Specify PodDisruptionBudgets for mission-critical applications:PodDisruptionBudget avoids disruption of critical pods running in the Kubernetes Cluster. When a PodDisruptionBudget is defined for a certain application, autoscaler will avoid scaling down replicas beyond the minimum value configured in the disruption budget.
Resource requests should be close to the average usage of the pods: Sometimes an appropriate resource request can be hard to determine for new applications, as they have no previous resource utilization data. However, with Vertical Pod Autoscaler, you can easily run it in recommendation mode. Recommendations for the best values for CPU and memory requests for your pods are based on short-term observations of your application’s usage.

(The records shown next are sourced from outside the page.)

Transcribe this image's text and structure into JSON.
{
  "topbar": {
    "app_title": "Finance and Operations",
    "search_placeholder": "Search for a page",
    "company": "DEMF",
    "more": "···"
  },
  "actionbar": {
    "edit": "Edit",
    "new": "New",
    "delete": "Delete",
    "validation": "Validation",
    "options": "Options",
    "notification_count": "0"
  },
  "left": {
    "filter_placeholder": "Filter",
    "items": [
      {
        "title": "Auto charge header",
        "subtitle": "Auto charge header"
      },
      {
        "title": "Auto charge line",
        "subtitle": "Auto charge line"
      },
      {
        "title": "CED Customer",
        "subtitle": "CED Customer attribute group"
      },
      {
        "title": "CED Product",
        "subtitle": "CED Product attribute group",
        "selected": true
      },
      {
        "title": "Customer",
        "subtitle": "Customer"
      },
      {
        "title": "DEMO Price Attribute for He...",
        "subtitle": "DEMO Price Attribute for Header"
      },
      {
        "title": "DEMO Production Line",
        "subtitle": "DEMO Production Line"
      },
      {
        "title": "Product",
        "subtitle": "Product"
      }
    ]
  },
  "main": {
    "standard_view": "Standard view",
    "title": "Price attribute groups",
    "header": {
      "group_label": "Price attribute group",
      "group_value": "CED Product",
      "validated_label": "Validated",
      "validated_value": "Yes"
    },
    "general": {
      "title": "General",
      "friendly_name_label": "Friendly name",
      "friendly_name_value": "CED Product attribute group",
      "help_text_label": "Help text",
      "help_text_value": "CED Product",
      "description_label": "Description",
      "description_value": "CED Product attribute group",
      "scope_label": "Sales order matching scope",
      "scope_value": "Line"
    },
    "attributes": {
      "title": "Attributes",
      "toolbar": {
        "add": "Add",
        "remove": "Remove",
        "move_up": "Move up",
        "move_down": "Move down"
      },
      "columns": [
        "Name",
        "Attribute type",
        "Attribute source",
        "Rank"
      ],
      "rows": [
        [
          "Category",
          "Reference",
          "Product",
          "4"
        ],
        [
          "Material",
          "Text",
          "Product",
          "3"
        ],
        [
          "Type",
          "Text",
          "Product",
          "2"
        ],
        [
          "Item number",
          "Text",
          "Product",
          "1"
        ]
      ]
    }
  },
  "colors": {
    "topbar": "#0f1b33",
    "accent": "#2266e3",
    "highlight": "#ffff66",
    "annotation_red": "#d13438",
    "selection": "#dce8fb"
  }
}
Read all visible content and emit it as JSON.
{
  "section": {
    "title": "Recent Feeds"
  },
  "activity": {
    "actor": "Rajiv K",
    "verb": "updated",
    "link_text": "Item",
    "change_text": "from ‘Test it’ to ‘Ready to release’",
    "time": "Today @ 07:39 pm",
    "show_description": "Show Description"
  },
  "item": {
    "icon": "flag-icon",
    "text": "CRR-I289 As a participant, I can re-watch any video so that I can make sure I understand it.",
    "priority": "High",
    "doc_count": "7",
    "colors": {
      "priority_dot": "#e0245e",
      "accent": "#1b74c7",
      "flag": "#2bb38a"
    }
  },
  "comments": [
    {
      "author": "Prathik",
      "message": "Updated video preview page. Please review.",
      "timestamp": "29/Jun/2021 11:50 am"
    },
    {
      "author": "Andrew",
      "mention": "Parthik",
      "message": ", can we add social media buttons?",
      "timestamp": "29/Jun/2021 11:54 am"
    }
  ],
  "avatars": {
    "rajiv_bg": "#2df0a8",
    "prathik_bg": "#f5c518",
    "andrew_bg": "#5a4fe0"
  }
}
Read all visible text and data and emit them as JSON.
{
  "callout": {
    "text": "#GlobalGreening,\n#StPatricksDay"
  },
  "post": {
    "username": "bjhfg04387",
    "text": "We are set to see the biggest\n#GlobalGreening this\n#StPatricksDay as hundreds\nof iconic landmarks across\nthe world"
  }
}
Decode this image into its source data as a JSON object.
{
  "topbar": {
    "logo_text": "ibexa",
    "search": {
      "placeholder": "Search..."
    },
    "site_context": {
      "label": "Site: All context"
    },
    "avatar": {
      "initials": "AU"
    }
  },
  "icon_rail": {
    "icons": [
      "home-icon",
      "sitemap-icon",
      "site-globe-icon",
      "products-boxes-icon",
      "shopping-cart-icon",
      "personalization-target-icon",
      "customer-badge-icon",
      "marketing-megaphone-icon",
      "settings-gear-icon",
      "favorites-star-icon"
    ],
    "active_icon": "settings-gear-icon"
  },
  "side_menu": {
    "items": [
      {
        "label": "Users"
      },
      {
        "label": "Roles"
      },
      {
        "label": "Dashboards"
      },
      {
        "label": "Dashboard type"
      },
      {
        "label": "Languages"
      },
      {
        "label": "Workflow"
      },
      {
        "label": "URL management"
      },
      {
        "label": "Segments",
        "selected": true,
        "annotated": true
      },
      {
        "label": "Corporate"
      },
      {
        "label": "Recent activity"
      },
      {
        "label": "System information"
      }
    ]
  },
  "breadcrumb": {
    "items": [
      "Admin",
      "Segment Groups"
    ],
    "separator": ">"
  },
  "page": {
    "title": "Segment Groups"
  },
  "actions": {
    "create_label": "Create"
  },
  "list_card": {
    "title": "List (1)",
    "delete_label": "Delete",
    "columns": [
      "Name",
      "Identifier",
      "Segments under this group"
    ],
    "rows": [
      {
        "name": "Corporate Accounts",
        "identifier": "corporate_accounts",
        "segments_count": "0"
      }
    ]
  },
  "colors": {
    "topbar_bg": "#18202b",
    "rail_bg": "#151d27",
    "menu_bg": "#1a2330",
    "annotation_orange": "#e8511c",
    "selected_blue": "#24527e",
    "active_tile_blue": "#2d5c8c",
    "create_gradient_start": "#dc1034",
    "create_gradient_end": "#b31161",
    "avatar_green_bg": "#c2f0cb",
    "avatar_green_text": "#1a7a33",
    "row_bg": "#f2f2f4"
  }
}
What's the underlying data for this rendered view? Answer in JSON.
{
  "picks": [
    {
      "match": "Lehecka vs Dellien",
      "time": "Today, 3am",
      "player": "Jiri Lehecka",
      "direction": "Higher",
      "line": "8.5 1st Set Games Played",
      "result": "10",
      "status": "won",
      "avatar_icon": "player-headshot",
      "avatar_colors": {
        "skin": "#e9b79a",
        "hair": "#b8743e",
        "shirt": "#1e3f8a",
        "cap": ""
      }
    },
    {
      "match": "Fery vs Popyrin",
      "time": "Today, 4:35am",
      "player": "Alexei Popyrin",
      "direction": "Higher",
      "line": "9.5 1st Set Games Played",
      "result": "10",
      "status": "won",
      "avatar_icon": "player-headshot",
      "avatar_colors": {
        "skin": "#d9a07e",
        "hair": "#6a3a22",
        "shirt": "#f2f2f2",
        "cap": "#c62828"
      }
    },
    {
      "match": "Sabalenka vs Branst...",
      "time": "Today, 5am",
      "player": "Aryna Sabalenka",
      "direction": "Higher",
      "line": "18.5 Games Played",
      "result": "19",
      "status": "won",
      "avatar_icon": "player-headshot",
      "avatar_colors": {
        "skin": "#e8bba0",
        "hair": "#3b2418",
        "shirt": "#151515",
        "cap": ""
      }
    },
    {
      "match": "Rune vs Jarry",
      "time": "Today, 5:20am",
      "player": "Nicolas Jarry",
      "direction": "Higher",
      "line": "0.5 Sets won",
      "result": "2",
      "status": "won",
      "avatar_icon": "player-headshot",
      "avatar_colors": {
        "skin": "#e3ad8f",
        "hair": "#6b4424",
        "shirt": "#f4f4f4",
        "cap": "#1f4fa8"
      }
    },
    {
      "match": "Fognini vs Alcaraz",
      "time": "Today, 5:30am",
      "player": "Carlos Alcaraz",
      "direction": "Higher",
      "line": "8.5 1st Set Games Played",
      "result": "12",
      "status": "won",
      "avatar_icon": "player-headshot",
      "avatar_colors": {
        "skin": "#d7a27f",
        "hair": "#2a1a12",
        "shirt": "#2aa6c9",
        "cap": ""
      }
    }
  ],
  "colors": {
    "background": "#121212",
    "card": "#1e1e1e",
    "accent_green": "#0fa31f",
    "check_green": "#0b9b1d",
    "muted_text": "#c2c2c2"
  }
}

Increase CPU limits for slow starting applications: Some applications (ex: Java Spring) require an initial CPU burst to get the application up and running. At runtime the application would typically use a small amount of CPU compared to the initial load. To mitigate this, it is recommended to limit CPU to a higher level. This will allow these containers to start up quickly and to add lower request levels that match the typical runtime request usage of these applications.
Don’t mix HPA with VPA:Horizontal Pod Autoscaler and Vertical Pod Autoscaler should not be run together. It is recommended to run Vertical Pod Autoscaler first, to get the proper values for CPU and memory as recommendations, and then to run HPA to handle traffic spikes.